A Checklist for Evaluating AI Code Detection Tools

Evaluating tools for a problem that changes every week

In late 2023, a large public university in the Midwest ran a controlled study. They took 200 student submissions from an introductory Python course — half written by students, half generated by GPT-4 with varying prompt strategies — and ran them through three commercial AI detection tools. One tool flagged 78% of the AI-generated submissions correctly. Another caught only 34%. The third returned a 53% false positive rate on the human-written assignments, meaning over a hundred honest students would have been referred to an honor board.

The tools were all marketed as "AI detectors." They all claimed accuracy rates above 90%. None of them were lying — they were just measuring different things, against different baselines, on different data.

This is the problem facing every CS department and engineering organization right now. The market for AI-generated code detection is less than two years old. There are no established standards, no third-party audits, no Consumer Reports for detection tools. Vendors publish their own benchmarks, test on their own datasets, and define "accuracy" however they like.

A CS professor evaluating these tools needs a systematic framework — not a single number. This article provides a seven-point checklist for evaluating AI code detection tools. Use it before you purchase, before you deploy, and before you base an academic integrity decision on a tool's output.

Accuracy is not one number.
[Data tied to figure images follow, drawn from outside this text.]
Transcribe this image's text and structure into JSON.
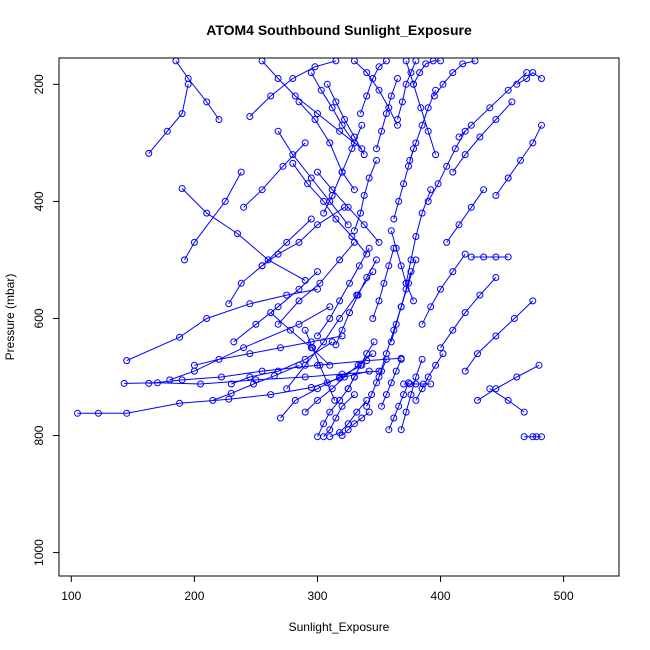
{
  "chart_data": {
    "type": "line",
    "title": "ATOM4 Southbound Sunlight_Exposure",
    "xlabel": "Sunlight_Exposure",
    "ylabel": "Pressure (mbar)",
    "xlim": [
      90,
      545
    ],
    "ylim": [
      1040,
      155
    ],
    "y_reversed": true,
    "x_ticks": [
      100,
      200,
      300,
      400,
      500
    ],
    "y_ticks": [
      200,
      400,
      600,
      800,
      1000
    ],
    "series_color": "#0000ff",
    "marker": "open-circle",
    "grid": false,
    "series": [
      {
        "x": [
          105,
          122,
          145,
          188,
          228,
          262,
          295,
          318,
          342
        ],
        "y": [
          762,
          762,
          762,
          745,
          738,
          730,
          718,
          702,
          690
        ]
      },
      {
        "x": [
          143,
          170,
          205,
          250,
          290,
          320,
          350
        ],
        "y": [
          711,
          710,
          712,
          705,
          700,
          695,
          690
        ]
      },
      {
        "x": [
          145,
          188,
          210,
          245,
          275,
          300
        ],
        "y": [
          672,
          632,
          600,
          575,
          560,
          550
        ]
      },
      {
        "x": [
          163,
          190,
          222,
          255,
          300,
          340,
          368
        ],
        "y": [
          711,
          705,
          700,
          690,
          680,
          672,
          668
        ]
      },
      {
        "x": [
          180,
          200,
          240,
          285,
          310
        ],
        "y": [
          705,
          690,
          650,
          610,
          580
        ]
      },
      {
        "x": [
          163,
          178,
          190,
          195
        ],
        "y": [
          318,
          280,
          250,
          200
        ]
      },
      {
        "x": [
          185,
          195,
          210,
          220
        ],
        "y": [
          160,
          190,
          230,
          260
        ]
      },
      {
        "x": [
          192,
          200,
          225,
          238
        ],
        "y": [
          500,
          470,
          400,
          350
        ]
      },
      {
        "x": [
          190,
          210,
          235,
          260,
          290
        ],
        "y": [
          378,
          420,
          455,
          500,
          535
        ]
      },
      {
        "x": [
          215,
          230,
          248,
          265,
          285
        ],
        "y": [
          740,
          728,
          712,
          698,
          680
        ]
      },
      {
        "x": [
          230,
          245,
          268,
          290,
          312
        ],
        "y": [
          712,
          700,
          690,
          670,
          640
        ]
      },
      {
        "x": [
          228,
          238,
          255,
          275,
          295
        ],
        "y": [
          575,
          540,
          510,
          470,
          430
        ]
      },
      {
        "x": [
          240,
          255,
          272,
          290
        ],
        "y": [
          410,
          380,
          340,
          300
        ]
      },
      {
        "x": [
          245,
          262,
          280,
          298,
          315
        ],
        "y": [
          255,
          220,
          190,
          170,
          160
        ]
      },
      {
        "x": [
          270,
          282,
          300,
          318,
          336
        ],
        "y": [
          770,
          740,
          720,
          700,
          680
        ]
      },
      {
        "x": [
          255,
          268,
          285,
          300,
          322
        ],
        "y": [
          510,
          490,
          470,
          440,
          410
        ]
      },
      {
        "x": [
          262,
          278,
          295,
          310
        ],
        "y": [
          590,
          620,
          650,
          680
        ]
      },
      {
        "x": [
          268,
          285,
          302,
          318,
          330
        ],
        "y": [
          610,
          570,
          540,
          500,
          470
        ]
      },
      {
        "x": [
          275,
          290,
          305,
          318,
          332,
          345
        ],
        "y": [
          720,
          680,
          640,
          600,
          560,
          520
        ]
      },
      {
        "x": [
          280,
          292,
          305,
          315,
          328,
          340
        ],
        "y": [
          335,
          370,
          400,
          430,
          460,
          490
        ]
      },
      {
        "x": [
          285,
          298,
          310,
          320,
          330
        ],
        "y": [
          230,
          260,
          300,
          350,
          380
        ]
      },
      {
        "x": [
          290,
          300,
          312,
          322,
          333,
          345
        ],
        "y": [
          760,
          740,
          720,
          700,
          680,
          660
        ]
      },
      {
        "x": [
          295,
          303,
          312,
          320,
          330
        ],
        "y": [
          180,
          210,
          240,
          270,
          300
        ]
      },
      {
        "x": [
          300,
          305,
          310,
          318,
          325,
          330
        ],
        "y": [
          802,
          780,
          760,
          740,
          720,
          700
        ]
      },
      {
        "x": [
          305,
          310,
          315,
          320,
          330
        ],
        "y": [
          802,
          790,
          770,
          750,
          730
        ]
      },
      {
        "x": [
          310,
          318,
          325,
          332,
          340
        ],
        "y": [
          802,
          795,
          780,
          760,
          740
        ]
      },
      {
        "x": [
          300,
          310,
          318,
          326,
          334,
          342
        ],
        "y": [
          630,
          600,
          570,
          540,
          510,
          480
        ]
      },
      {
        "x": [
          305,
          312,
          320,
          328,
          336
        ],
        "y": [
          420,
          390,
          350,
          310,
          270
        ]
      },
      {
        "x": [
          308,
          315,
          322,
          330,
          338
        ],
        "y": [
          200,
          230,
          260,
          290,
          320
        ]
      },
      {
        "x": [
          315,
          320,
          326,
          333,
          340,
          348
        ],
        "y": [
          645,
          620,
          590,
          560,
          530,
          500
        ]
      },
      {
        "x": [
          320,
          325,
          330,
          336,
          342
        ],
        "y": [
          800,
          790,
          780,
          770,
          760
        ]
      },
      {
        "x": [
          325,
          330,
          335,
          340,
          346
        ],
        "y": [
          720,
          700,
          680,
          660,
          640
        ]
      },
      {
        "x": [
          330,
          335,
          338,
          342,
          348
        ],
        "y": [
          450,
          420,
          390,
          360,
          330
        ]
      },
      {
        "x": [
          335,
          340,
          345,
          350,
          356
        ],
        "y": [
          250,
          220,
          190,
          170,
          160
        ]
      },
      {
        "x": [
          340,
          344,
          348,
          352,
          356
        ],
        "y": [
          750,
          730,
          710,
          690,
          670
        ]
      },
      {
        "x": [
          345,
          350,
          354,
          358,
          362
        ],
        "y": [
          600,
          570,
          540,
          510,
          480
        ]
      },
      {
        "x": [
          348,
          352,
          356,
          360,
          365
        ],
        "y": [
          310,
          280,
          250,
          220,
          190
        ]
      },
      {
        "x": [
          352,
          356,
          360,
          364,
          368
        ],
        "y": [
          750,
          730,
          710,
          690,
          670
        ]
      },
      {
        "x": [
          358,
          362,
          366,
          370,
          374
        ],
        "y": [
          790,
          770,
          750,
          730,
          710
        ]
      },
      {
        "x": [
          360,
          364,
          368,
          372,
          376
        ],
        "y": [
          640,
          610,
          580,
          550,
          520
        ]
      },
      {
        "x": [
          362,
          366,
          370,
          374,
          378
        ],
        "y": [
          430,
          400,
          370,
          340,
          310
        ]
      },
      {
        "x": [
          365,
          369,
          372,
          376,
          380
        ],
        "y": [
          260,
          230,
          200,
          180,
          160
        ]
      },
      {
        "x": [
          368,
          372,
          376,
          380,
          385
        ],
        "y": [
          790,
          760,
          730,
          700,
          670
        ]
      },
      {
        "x": [
          370,
          375,
          380,
          386,
          392
        ],
        "y": [
          712,
          712,
          712,
          712,
          712
        ]
      },
      {
        "x": [
          372,
          376,
          380,
          385,
          392
        ],
        "y": [
          540,
          500,
          460,
          420,
          380
        ]
      },
      {
        "x": [
          375,
          380,
          385,
          390,
          396
        ],
        "y": [
          330,
          300,
          270,
          240,
          210
        ]
      },
      {
        "x": [
          378,
          383,
          388,
          394,
          400
        ],
        "y": [
          200,
          180,
          165,
          160,
          160
        ]
      },
      {
        "x": [
          380,
          385,
          390,
          396,
          402
        ],
        "y": [
          740,
          720,
          700,
          680,
          660
        ]
      },
      {
        "x": [
          385,
          392,
          400,
          410,
          420
        ],
        "y": [
          610,
          580,
          550,
          520,
          490
        ]
      },
      {
        "x": [
          390,
          398,
          405,
          412,
          420
        ],
        "y": [
          400,
          370,
          340,
          310,
          280
        ]
      },
      {
        "x": [
          395,
          402,
          410,
          418,
          428
        ],
        "y": [
          220,
          200,
          180,
          165,
          160
        ]
      },
      {
        "x": [
          400,
          410,
          420,
          432,
          445
        ],
        "y": [
          650,
          620,
          590,
          560,
          530
        ]
      },
      {
        "x": [
          405,
          415,
          425,
          435
        ],
        "y": [
          470,
          440,
          410,
          380
        ]
      },
      {
        "x": [
          410,
          420,
          432,
          445,
          458
        ],
        "y": [
          350,
          320,
          290,
          260,
          230
        ]
      },
      {
        "x": [
          415,
          425,
          440,
          455,
          470
        ],
        "y": [
          290,
          270,
          240,
          210,
          180
        ]
      },
      {
        "x": [
          420,
          430,
          445,
          460,
          475
        ],
        "y": [
          690,
          660,
          630,
          600,
          570
        ]
      },
      {
        "x": [
          425,
          435,
          445,
          455
        ],
        "y": [
          495,
          495,
          495,
          495
        ]
      },
      {
        "x": [
          430,
          445,
          462,
          480
        ],
        "y": [
          740,
          720,
          700,
          680
        ]
      },
      {
        "x": [
          440,
          455,
          468
        ],
        "y": [
          720,
          740,
          760
        ]
      },
      {
        "x": [
          468,
          475,
          478,
          482
        ],
        "y": [
          802,
          802,
          802,
          802
        ]
      },
      {
        "x": [
          462,
          470,
          475,
          482
        ],
        "y": [
          200,
          190,
          180,
          190
        ]
      },
      {
        "x": [
          445,
          455,
          465,
          475,
          482
        ],
        "y": [
          390,
          360,
          330,
          300,
          270
        ]
      },
      {
        "x": [
          255,
          268,
          282,
          300,
          318,
          336
        ],
        "y": [
          160,
          190,
          220,
          250,
          280,
          310
        ]
      },
      {
        "x": [
          268,
          280,
          295,
          310,
          325
        ],
        "y": [
          280,
          320,
          360,
          400,
          440
        ]
      },
      {
        "x": [
          232,
          250,
          268,
          285,
          300
        ],
        "y": [
          640,
          610,
          580,
          550,
          520
        ]
      },
      {
        "x": [
          200,
          220,
          245,
          270,
          295,
          320
        ],
        "y": [
          680,
          670,
          660,
          650,
          640,
          630
        ]
      },
      {
        "x": [
          330,
          340,
          350,
          358,
          365
        ],
        "y": [
          160,
          180,
          210,
          240,
          270
        ]
      },
      {
        "x": [
          350,
          356,
          362,
          368,
          374,
          380
        ],
        "y": [
          700,
          660,
          620,
          580,
          540,
          500
        ]
      },
      {
        "x": [
          360,
          364,
          368,
          372,
          378
        ],
        "y": [
          450,
          480,
          510,
          540,
          570
        ]
      },
      {
        "x": [
          372,
          378,
          384,
          390,
          396
        ],
        "y": [
          160,
          200,
          240,
          280,
          320
        ]
      },
      {
        "x": [
          300,
          312,
          325,
          338,
          350
        ],
        "y": [
          350,
          380,
          410,
          440,
          470
        ]
      },
      {
        "x": [
          290,
          296,
          302,
          308,
          314
        ],
        "y": [
          620,
          650,
          680,
          710,
          740
        ]
      }
    ]
  }
}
It is at least four numbers, measured against a representative sample of your actual population.

Checklist item 1: Baseline accuracy across the full confusion matrix

Every detection tool publishes an "accuracy" figure. This is almost always balanced accuracy or area under the ROC curve — useful for comparing models in a research paper, but actively misleading for deployment decisions.

What you actually need are the four numbers that make up the confusion matrix, measured on your student population:

  • True positive rate (recall): Of all AI-generated submissions, what fraction does the tool flag?
  • True negative rate (specificity): Of all human-written submissions, what fraction does the tool correctly leave alone?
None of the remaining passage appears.